Für einen Eklat sorgte beim Ministertreffen Österreich mit seiner Forderung nach einem Einfrieren der Verhandlungen. Soweit wollten die anderen Länder nicht gehen. Daraufhin blockierte Österreichs Außenminister Sebastian Kurz letztendlich sogar eine gemeinsame Erklärung aller EU-Staaten.
Kurz machte deutlich, dass er mit seinem Veto auch die Abgeordneten im Europaparlament unterstützen will. Diese hatten sich vor kurzem mit großer Mehrheit für ein Einfrieren der Verhandlungen ausgesprochen. «Ich glaube, dass das Europäische Parlament, das aus den gewählten Vertretern unserer Bevölkerung besteht, durchaus eine gewisse Relevanz haben sollte», kommentierte Kurz.
«Es geht überhaupt nicht darum, Türen zuzuschlagen oder nicht mehr im Gespräch zu bleiben», erklärt er. Es gehe darum, ein politisches Signal zu setzen und der Türkei nicht weiter vorzugaukeln, dass der Beitritt in die EU nahestehe.
Der CSU-Europapolitiker Manfred Weber lobte, der Österreicher habe Rückgrat gezeigt. Nun müssten die Staats- und Regierungschefs Stellung beziehen. Sie treffen sich am Donnerstag zu ihrem Dezembergipfel in Brüssel.
Staatsminister Roth äußerte sich hingegen verärgert. Es sei sehr enttäuschend, dass es in dieser wichtigen Frage keine gemeinsame Positionierung gebe, sagte er. «Wir haben nach Kräften versucht, Österreich aus der Isolation herauszubringen», erklärte er. «Dass es nicht geklappt hat, ist nicht gut.»
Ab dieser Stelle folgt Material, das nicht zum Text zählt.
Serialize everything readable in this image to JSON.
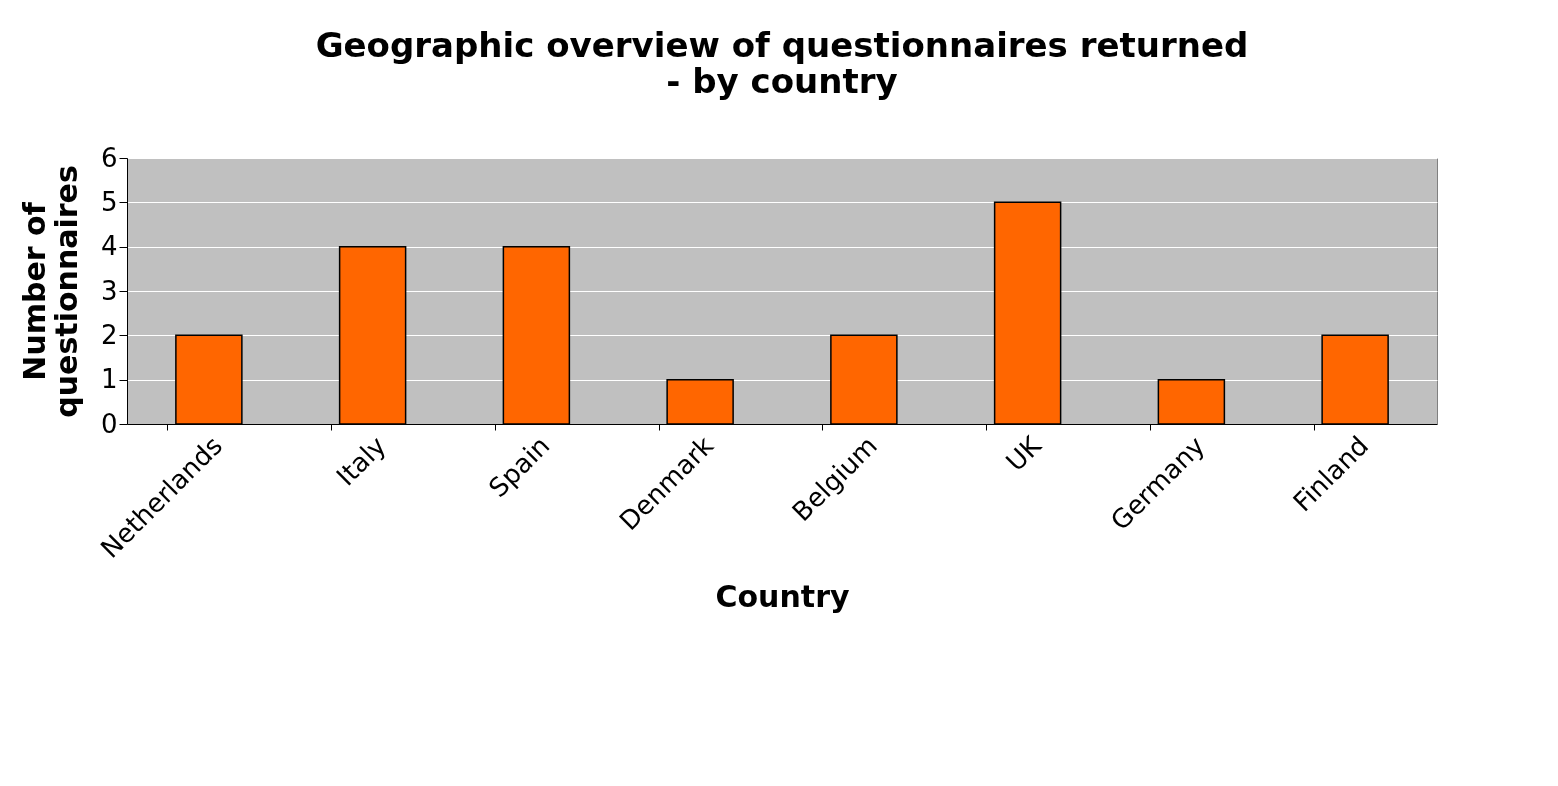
{
  "chart_data": {
    "type": "bar",
    "title": "Geographic overview of questionnaires returned\n- by country",
    "xlabel": "Country",
    "ylabel": "Number of\nquestionnaires",
    "categories": [
      "Netherlands",
      "Italy",
      "Spain",
      "Denmark",
      "Belgium",
      "UK",
      "Germany",
      "Finland"
    ],
    "values": [
      2,
      4,
      4,
      1,
      2,
      5,
      1,
      2
    ],
    "color": "#ff6600",
    "ylim": [
      0,
      6
    ],
    "yticks": [
      0,
      1,
      2,
      3,
      4,
      5,
      6
    ],
    "grid": "y"
  }
}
Die Bundesregierung vertritt die Auffassung, dass ein Einfrieren der Beitrittsgespräche mehr schaden als nützen würde. Bundesaußenminister Frank-Walter Steinmeier warnte jüngst davor, dass ein solcher Schritt die aktuellen Verhandlungen über ein Ende der Teilung der Insel Zypern gefährden könne. Zudem werden Risiken wegen der Vereinbarungen mit der Türkei zur Flüchtlingskrise sowie der wichtigen Rolle des Landes im Syrien-Konflikt gesehen.
Kurz sieht das häufig vorgebrachte Argument, durch die Beitrittsverhandlungen könne die EU die Türkei in eine positive Richtung entwickeln, spätestens nach den Entwicklungen der vergangenen Monate für widerlegt. «Die Türkei hat sich kontinuierlich immer weiter weg von der Europäischen Union entwickelt», sagte er.
Wie die Türkei auf die neuen Erklärungen aus Brüssel reagiert, blieb zunächst offen. Die EU-Kommission hatte bereits vor dem Ministertreffen versucht, die Bedeutung eines Ausweitungsstopps herunterzuspielen. «Wir haben seit dem versuchten Staatsstreich keine wirklichen Beitrittsverhandlungen. Und ich sehe das auch nicht in den nächsten Monaten», sagte der zuständige EU-Kommissar Johannes Hahn. Aus seiner Sicht sei die ganze Debatte deswegen «artifiziell».
Der luxemburgische Außenminister Jean Asselborn sagte nach dem EU-Treffen der «Süddeutschen Zeitung», die von der slowakischen EU-Präsidentschaft veröffentlichte Erklärung habe keinen «legalen Wert». Ähnlich hatte sich Kanzlerin Angela Merkel über die von der Türkei scharf kritisierte Armenien-Resolution des Bundestages geäußert. In ihr wurden die Massaker an den Armeniern im Osmanischen Reich vor 100 Jahren als Völkermord verurteilt.